Nem sempre foi assim. Laetitia cresceu no cenário punk e foi de lá que veio essa filosofia do do it yourself. Ela leva tão a sério que vai assinar a produção, com tudo que tem direito, de seu próximo disco, que acabou de gravar e deve sair até o final do ano. Antes disso, porém, Vagabon chega ao Brasil para um show aguardado no Balaclava Fest, que acontece neste sábado (27) em São Paulo, onde divide a noite com Ride e Terno Rei.

Como parte de uma nova leva de artistas femininas empunhando suas guitarras para desbravar o mainstream novamente, Vagabon tem tudo para solidificar seu nome de vez com o próximo trabalho, ampliando a sonoridade elogiada de Infinite Worlds e do EP Persian Gardens. É só o começo para a artista que surgiu com uma demo no Bandcamp. Ela contou ao Tenho Mais Discos Que Amigos um pouquinho do que vem por aí em uma entrevista exclusiva por telefone. Confira abaixo do serviço e, logo depois, a entrevista:

Balaclava Fest
Data: 24/04/2019
Horário: 16h (abertura da casa)
Local: Audio – Av. Francisco Matarazzo, 694 – Barra Funda – São Paulo/SP
Ingressos: a partir de R$ 150 (Ticket 360)
Abertura da casa: 16h00
Classificação: 16 anos

TMDQA!: Oi Laetitia, obrigada por seu tempo! Que bom que você virá ao Brasil, quero falar sobre isso! Mas antes, queria falar mais sobre seu trabalho.

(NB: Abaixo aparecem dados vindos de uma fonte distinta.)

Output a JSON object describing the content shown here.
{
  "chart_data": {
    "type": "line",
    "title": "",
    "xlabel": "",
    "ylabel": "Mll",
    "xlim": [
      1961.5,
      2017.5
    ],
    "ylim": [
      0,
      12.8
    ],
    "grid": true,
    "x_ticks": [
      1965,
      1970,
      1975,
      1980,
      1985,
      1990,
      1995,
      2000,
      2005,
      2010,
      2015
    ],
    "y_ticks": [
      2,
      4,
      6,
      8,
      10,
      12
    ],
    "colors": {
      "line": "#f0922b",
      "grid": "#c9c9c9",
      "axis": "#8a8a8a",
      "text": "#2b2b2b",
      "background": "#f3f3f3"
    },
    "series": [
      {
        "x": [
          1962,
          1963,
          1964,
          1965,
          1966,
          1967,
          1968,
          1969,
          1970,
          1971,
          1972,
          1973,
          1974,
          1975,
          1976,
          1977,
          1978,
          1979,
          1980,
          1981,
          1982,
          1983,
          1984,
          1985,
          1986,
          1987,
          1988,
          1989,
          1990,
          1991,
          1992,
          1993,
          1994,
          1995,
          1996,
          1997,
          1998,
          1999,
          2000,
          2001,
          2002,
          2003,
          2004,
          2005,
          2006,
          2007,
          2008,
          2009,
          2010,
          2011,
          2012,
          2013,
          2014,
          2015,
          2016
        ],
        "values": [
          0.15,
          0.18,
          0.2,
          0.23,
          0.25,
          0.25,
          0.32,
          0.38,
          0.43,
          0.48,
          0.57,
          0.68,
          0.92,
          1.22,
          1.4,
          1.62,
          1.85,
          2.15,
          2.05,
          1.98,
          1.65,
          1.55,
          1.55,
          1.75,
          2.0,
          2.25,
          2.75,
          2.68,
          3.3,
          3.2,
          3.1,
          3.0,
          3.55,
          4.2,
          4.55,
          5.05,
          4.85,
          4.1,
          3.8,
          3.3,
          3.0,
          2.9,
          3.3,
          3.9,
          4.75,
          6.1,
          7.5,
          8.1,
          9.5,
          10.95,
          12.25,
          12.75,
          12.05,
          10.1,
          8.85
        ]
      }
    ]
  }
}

Você é uma das artistas que a gente conheceu graças ao Bandcamp — e também, claro, graças às músicas que você produz! Mas já faz uns 5 anos que você lançou a demo, e muito mudou desde então. Ao olhar pra trás e tendo agora uma perspectiva mais ampla da música enquanto mercado e indústria, como você enxerga as oportunidades e os desafios que os artistas independentes têm hoje? Está ficando mais possível ter uma carreira e viver de música? O mercado está mesmo se abrindo pra vozes diferentes?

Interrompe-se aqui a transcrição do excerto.